The American Rescue plan which passed 219-212 in the US House of Representatives now heads to the Senate for a final vote. The Senate is expected to debate the bill this week.
The bill, which is designed to help Americans still struggling from the pandemic, also addresses issues veterans’ access to health care, getting kids back in school.
On Monday, Democrats backed away from including raising the minimum wage to $15.
“There are some investments you can't afford not to make and this is a good example of that,” US Secretary of Transportation Pete Buttigieg said.
Among the proposals in the House version of the bill:
- Give working families a $1,400 per-person check, bringing their total relief payment from this and the December down payment to the $2,000 it should’ve been from the start, helping families who have been hardest hit financially by this crisis.
- Extend current unemployment insurance benefits and eligibility and provide a $400 supplement until the end of September.
- Increase the value of the Supplemental Nutrition Assistance Program (SNAP) benefits and invest $3 billion to help women, infants and children Increase the Child Tax Credit to $3,000 per child ($3,600 for a child under age 6) and make 17-year-olds qualifying children for the year.
- Raise the maximum Earned Income Tax Credit for childless adults from roughly $530 to close to $1,500, raise the income limit for the credit from about $16,000 to about $21,000, and eliminate the age cap for older workers.

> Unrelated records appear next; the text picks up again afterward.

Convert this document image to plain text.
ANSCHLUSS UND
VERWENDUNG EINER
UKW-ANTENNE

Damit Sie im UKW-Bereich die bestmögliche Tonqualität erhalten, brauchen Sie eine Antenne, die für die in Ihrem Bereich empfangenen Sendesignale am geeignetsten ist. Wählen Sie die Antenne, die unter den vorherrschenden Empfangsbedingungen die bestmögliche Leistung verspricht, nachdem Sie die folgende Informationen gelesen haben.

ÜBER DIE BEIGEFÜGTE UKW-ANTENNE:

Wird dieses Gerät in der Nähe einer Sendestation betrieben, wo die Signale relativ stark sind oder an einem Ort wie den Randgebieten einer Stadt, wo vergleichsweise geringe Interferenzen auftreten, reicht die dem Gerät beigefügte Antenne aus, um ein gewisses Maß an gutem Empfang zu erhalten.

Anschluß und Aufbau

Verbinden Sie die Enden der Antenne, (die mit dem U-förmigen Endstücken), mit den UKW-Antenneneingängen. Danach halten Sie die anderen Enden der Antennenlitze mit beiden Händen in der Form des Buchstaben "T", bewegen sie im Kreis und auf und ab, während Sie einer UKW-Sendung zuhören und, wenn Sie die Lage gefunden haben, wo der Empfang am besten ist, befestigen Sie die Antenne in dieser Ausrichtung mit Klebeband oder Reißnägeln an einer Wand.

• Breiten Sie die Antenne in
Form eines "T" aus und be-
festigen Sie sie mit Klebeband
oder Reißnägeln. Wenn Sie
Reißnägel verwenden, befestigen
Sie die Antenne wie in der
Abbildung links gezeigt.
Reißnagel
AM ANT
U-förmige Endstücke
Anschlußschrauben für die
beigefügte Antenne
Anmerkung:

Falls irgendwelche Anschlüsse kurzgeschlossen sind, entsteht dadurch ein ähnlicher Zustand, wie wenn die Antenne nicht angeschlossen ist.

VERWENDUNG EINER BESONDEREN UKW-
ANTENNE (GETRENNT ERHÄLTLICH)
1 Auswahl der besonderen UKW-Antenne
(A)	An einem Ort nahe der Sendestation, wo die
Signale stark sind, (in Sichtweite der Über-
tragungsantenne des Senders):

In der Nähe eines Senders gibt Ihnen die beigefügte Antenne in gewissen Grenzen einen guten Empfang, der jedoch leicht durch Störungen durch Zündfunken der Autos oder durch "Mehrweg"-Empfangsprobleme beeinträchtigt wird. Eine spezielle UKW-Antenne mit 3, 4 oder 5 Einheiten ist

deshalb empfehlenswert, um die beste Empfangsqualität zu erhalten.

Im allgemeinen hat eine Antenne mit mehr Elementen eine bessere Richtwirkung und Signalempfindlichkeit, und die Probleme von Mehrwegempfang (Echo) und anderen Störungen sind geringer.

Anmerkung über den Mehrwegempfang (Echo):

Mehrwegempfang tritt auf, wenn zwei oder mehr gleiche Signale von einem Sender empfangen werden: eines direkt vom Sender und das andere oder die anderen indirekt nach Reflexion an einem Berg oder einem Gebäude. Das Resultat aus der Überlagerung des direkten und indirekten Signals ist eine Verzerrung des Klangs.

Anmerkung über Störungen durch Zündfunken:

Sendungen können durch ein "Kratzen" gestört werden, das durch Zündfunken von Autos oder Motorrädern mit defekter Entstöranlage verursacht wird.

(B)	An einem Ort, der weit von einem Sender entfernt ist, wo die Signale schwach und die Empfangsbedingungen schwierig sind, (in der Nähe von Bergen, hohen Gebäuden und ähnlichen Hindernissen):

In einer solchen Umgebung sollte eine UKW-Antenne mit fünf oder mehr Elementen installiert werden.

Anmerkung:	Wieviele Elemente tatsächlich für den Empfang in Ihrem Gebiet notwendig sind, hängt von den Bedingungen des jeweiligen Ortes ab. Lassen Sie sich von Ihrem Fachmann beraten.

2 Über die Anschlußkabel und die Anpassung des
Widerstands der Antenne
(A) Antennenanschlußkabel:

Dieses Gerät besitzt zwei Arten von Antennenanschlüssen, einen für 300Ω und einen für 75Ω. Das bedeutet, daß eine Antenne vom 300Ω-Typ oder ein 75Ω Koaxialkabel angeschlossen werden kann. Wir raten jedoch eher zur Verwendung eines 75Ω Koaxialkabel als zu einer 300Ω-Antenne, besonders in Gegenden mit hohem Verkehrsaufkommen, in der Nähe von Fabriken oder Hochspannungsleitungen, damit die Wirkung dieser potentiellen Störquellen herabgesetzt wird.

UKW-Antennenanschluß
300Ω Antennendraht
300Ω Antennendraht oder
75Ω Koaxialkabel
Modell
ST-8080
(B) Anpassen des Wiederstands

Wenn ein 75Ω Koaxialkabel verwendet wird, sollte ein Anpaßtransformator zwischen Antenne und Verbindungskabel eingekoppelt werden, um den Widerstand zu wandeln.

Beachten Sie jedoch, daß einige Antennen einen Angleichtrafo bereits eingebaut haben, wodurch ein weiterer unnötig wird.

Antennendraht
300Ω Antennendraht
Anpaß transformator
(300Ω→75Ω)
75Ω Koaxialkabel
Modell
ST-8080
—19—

- Provide nearly $13.5 billion to support VA health care operations and ensure COVID-19 related health care access for the 9.3 million veterans enrolled in the VA health care system.
- Provide $130 billion -- supplemented by additional state and local relief -- to help schools serve all students, no matter where they are learning, to open the majority of K-8 schools within the first 100 days of the Biden Administration.
"There is a very serious, very grave risk to our economy if we don't do enough, in a $20 trillion economy if we want to continue growing we got to make sure we act to stop the greatest threat to our prosperity and that's what the American rescue plan is about,” said Buttigieg.
Republicans in Congress say the plan is too expensive and includes things like transportation projects that have nothing to do with relief for COVID-19.
“How is someone supposed to get a vaccine if they rely on transit to get to a vaccination site but their transit agency is barely limping along because they lost so much revenue due to COVID?" said Buttigieg.
Not one Republican in the House voted for the bill.